Spin of the Day: May 20, 2008

May 20, 2008

The Biggest Loser Is the Biggest Placer

According to the Nielsen Company, product placements on broadcast television increased 39 percent during the first quarter of 2008. All told, there were 117,976 brand occurrences on cable and broadcast networks in the first three months of the year. The show with the most product placements was NBC's "The Biggest Loser," followed by "American Idol" on Fox, "The Apprentice" on NBC, "Deal or No Deal" on NBC, and "Extreme Makeover Home Edition" on ABC. On cable television, the leaders were "American Chopper," "Project Runway," "L.A. Ink," "Real World Road Rules Challenge," and "Making The Band 4."


Media Hits by the Pentagon Pundits

On the heels of last month's New York Times investigative report exposing the hidden relationship between media military analysts and the Pentagon and defense industries, Media Matters for America has documented more than 4,500 media appearances by the Pentagon pundits on ABC, ABC News Now, CBS, CBS Radio Network, NBC, MSNBC, CNBC, CNN, CNN Headline News, Fox News, and NPR. "In the face of such damning evidence, the silence of those in the media who hosted or quoted these military analysts more than 4,500 times reeks of irresponsible journalism," said Karl Frisch, a spokesman for Media Matters. "Because the media have failed to follow up on this story with the tough questions one would expect, members of Congress have been forced to act. It's time for the media to step up and do their job." One reporter answering the call is Alyssa Rosenberg at The New Republic, who is reviewing the 8,000 pages of Department of Defense documents obtained by the Times to produce a series of "DOD Document Dumps." Reading through the documents, she writes, is "like paging through a flip book from hell. Anyone who has watched cable news for more than five minutes over the past few years won't be shocked to find that the Bush administration used self-serving talking points to promote the war. But browsing through years of spin all at once, the thing that strikes me most is that anyone actually fell for the clunky attempts at minting catch-phrases and laughably convoluted logic the military and its mouthpieces were peddling."

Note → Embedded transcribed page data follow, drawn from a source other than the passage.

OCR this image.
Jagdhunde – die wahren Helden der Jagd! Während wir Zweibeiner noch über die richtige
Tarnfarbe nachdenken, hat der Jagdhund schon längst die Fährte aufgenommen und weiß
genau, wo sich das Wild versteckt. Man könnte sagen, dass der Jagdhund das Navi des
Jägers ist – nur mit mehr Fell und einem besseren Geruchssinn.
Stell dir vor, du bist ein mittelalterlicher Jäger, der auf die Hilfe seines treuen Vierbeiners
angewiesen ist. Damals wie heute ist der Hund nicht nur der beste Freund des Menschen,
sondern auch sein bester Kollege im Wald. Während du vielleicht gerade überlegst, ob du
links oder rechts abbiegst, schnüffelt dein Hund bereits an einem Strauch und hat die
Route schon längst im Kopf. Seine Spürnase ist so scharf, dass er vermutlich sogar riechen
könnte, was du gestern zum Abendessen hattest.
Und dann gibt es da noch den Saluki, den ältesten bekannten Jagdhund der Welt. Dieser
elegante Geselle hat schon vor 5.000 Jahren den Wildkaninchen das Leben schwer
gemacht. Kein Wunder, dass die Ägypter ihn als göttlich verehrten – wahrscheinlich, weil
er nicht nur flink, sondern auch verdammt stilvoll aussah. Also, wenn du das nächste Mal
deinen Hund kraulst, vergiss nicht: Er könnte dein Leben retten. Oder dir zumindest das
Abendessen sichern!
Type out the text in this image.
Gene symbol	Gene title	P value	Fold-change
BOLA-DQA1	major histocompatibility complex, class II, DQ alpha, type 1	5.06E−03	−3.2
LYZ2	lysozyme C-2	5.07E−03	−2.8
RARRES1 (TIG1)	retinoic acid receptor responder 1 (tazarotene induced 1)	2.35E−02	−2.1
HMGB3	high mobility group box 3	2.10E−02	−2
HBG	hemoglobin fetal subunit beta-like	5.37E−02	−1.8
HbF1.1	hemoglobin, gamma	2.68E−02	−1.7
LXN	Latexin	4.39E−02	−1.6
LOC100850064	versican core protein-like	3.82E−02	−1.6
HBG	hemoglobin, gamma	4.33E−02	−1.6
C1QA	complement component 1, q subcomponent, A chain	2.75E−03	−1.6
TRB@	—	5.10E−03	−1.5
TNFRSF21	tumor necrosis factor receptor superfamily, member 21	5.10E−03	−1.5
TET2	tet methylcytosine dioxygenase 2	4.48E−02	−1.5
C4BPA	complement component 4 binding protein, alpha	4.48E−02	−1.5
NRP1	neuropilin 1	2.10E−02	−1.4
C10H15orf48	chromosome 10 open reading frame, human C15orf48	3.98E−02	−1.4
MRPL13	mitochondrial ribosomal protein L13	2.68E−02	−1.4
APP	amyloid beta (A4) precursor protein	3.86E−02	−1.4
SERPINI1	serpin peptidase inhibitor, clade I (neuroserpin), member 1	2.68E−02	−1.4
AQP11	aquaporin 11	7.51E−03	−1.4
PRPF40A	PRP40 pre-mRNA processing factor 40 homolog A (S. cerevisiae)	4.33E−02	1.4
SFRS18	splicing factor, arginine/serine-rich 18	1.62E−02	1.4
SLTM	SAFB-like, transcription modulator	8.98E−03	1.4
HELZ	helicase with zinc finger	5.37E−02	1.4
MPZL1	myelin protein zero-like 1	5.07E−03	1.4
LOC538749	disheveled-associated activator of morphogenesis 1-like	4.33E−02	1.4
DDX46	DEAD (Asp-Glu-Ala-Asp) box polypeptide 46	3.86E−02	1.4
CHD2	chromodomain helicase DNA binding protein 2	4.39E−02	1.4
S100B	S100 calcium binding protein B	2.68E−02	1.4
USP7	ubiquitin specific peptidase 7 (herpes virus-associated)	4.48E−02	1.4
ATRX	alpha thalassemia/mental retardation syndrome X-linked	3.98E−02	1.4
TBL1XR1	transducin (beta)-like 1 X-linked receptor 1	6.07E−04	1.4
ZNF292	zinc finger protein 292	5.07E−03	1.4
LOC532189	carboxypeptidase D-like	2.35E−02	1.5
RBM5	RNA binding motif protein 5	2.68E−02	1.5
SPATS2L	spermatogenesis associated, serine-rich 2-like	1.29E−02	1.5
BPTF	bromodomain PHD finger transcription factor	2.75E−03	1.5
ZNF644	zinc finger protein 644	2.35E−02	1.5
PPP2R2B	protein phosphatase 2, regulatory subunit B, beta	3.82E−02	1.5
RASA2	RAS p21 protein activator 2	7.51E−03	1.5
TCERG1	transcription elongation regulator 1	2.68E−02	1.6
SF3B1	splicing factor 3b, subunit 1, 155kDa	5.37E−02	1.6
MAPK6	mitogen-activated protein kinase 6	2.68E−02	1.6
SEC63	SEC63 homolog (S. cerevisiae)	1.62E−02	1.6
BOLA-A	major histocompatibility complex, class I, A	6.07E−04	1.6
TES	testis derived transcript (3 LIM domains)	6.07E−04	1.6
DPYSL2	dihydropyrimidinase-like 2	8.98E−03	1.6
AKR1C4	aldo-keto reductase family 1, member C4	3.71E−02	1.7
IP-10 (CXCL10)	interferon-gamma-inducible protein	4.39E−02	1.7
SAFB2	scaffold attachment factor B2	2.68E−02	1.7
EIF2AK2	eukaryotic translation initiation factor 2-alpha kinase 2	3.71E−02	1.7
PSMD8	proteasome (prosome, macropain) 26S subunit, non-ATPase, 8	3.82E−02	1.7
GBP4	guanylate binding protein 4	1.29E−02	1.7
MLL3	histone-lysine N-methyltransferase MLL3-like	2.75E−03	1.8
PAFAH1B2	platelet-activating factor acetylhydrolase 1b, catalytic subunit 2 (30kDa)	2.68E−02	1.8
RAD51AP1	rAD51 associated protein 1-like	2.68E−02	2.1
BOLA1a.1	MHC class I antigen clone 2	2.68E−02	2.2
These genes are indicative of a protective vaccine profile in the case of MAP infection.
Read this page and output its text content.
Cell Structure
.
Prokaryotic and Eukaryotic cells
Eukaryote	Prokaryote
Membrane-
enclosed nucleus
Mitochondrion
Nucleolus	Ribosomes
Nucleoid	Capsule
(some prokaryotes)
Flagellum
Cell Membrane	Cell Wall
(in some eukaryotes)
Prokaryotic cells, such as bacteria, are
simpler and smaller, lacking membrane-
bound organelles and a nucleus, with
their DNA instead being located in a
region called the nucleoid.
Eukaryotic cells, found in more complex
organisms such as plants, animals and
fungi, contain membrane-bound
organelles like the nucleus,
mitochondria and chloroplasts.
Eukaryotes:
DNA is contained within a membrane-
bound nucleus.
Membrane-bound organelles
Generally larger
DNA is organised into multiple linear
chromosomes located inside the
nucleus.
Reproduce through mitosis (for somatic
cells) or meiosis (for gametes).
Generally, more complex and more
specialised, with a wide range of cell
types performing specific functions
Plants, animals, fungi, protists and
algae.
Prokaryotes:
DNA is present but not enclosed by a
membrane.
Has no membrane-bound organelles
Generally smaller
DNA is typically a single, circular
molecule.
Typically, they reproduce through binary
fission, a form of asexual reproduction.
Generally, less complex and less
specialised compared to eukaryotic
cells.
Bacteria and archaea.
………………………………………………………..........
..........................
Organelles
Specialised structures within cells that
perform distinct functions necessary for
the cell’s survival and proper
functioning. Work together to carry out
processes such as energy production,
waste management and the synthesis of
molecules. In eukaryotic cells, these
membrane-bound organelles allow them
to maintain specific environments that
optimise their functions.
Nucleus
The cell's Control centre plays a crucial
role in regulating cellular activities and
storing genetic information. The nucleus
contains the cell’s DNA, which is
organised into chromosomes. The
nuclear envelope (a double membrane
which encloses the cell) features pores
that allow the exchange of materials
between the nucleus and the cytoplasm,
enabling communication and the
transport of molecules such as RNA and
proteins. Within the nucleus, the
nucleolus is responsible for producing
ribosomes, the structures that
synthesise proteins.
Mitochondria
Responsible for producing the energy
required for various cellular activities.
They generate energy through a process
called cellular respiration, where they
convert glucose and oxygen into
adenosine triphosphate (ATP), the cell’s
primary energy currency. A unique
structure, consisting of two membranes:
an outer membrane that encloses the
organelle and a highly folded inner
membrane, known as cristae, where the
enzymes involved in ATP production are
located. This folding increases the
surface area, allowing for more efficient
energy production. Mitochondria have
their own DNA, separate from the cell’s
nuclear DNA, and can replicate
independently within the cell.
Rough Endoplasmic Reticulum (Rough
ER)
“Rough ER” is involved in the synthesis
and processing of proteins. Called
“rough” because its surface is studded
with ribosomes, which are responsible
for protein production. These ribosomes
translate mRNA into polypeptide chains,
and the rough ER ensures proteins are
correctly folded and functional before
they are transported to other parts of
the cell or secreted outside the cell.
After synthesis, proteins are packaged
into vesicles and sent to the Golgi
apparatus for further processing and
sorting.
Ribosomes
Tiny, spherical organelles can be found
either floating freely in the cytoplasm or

Drug Companies: Marketing Machines Gone Awry

New York Times reporter Melody Petersen, who covered the pharmaceutical industry for four years, has now published a book titled Our Daily Meds: How the pharmaceutical companies transformed themselves into slick marketing machines and hooked the nation on prescription drugs. In her book, Petersen refutes the commonly-held notion that drug companies plow their profits back into research to develop life-saving drugs, and concludes instead that drug companies primarily put their profits into influencing medical science and marketing drugs. Petersen writes, "With their hoards of cash, the companies have readily handed money to patient groups, hospitals, universities, physician societies, government agencies and just about any organization they want on their side. ... The industry's cash-filled coffers have given it a stranglehold on medical science." Petersen also exposes the problems with direct-to-consumer advertising and the drug industry's portrayal of common conditions, like anxiety and urinary frequency, as illnesses, as a way to convince people they need medication.